Wan-Ju has degrees in Biomedical Engineering (B.S., Chung-Yuan University, Chung Li, Taiwan; M.S., Drexel University, Philadelphia, PA) and a Ph.D. in Cell and Tissue Engineering from Thomas Jefferson University, Philadelphia, PA. A tenured UW-Madison professor, he leads the Musculoskeletal Biology and Regenerative Medicine Laboratory. The focus of his research is on nanostructural biomaterial and musculoskeletal tissue engineering using electrospinning – a technology developed in 1934 for weaving fiber into textiles – to create intricate scaffolds that mimic human collagen. He then cultures adult stem cells in those scaffolds so they can grow into mature, functional tissue with the goal that they be implanted into injured and arthritic joints, helping patients lead healthier, pain-free lives.
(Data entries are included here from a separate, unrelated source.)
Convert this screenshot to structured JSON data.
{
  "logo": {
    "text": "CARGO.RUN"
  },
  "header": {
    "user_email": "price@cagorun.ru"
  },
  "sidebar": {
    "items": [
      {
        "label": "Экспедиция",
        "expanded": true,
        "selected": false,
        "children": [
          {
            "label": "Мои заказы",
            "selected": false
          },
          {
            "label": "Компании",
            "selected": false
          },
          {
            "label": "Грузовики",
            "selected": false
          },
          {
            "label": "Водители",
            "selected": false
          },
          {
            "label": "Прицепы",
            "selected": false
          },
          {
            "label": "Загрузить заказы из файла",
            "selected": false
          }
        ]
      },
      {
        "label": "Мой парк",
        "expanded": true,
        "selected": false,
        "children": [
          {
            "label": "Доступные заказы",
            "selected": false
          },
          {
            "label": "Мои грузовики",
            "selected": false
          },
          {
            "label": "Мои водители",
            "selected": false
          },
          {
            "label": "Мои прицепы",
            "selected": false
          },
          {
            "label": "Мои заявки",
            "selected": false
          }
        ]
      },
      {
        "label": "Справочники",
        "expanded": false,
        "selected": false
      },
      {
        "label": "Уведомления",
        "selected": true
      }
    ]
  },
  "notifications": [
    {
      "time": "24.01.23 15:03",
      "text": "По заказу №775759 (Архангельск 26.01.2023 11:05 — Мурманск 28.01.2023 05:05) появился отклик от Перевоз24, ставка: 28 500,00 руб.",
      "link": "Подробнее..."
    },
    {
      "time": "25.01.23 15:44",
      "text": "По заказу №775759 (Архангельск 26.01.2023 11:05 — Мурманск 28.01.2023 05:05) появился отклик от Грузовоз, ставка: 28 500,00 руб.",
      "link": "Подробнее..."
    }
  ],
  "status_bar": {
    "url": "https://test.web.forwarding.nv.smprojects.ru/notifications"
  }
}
Wan-Ju is married with two young daughters and is involved in the Blackhawk Chinese Ministry.
|Izabela Szlufarska, Ph.D.
Izabela Szlufarska is a Harvey D. Spangler Professor of Engineering at UW-Madison with faculty appointments in the Department of Materials Science and Engineering and the Department of Engineering Physics. She was born and raised in Poland and in 1999 she moved to the US to pursue her graduate studies. Izabela received a Ph.D. in theoretical physics from the University of Tennessee – Knoxville in 2002 and she joined the faculty at UW-Madison in 2004. In her research Izabela uses computer simulations to design materials for such applications as safe nuclear energy systems, low-friction engineering components, and water purification. Izabela’s work has been recognized by a number of awards, including National Science Foundation CAREER award, Air Force Office of Scientific Research Young Investigator Award, H.I. Romnes Faculty Fellowship, and Vilas Associate Professorship. Izabela and her husband Dane have two baby boys.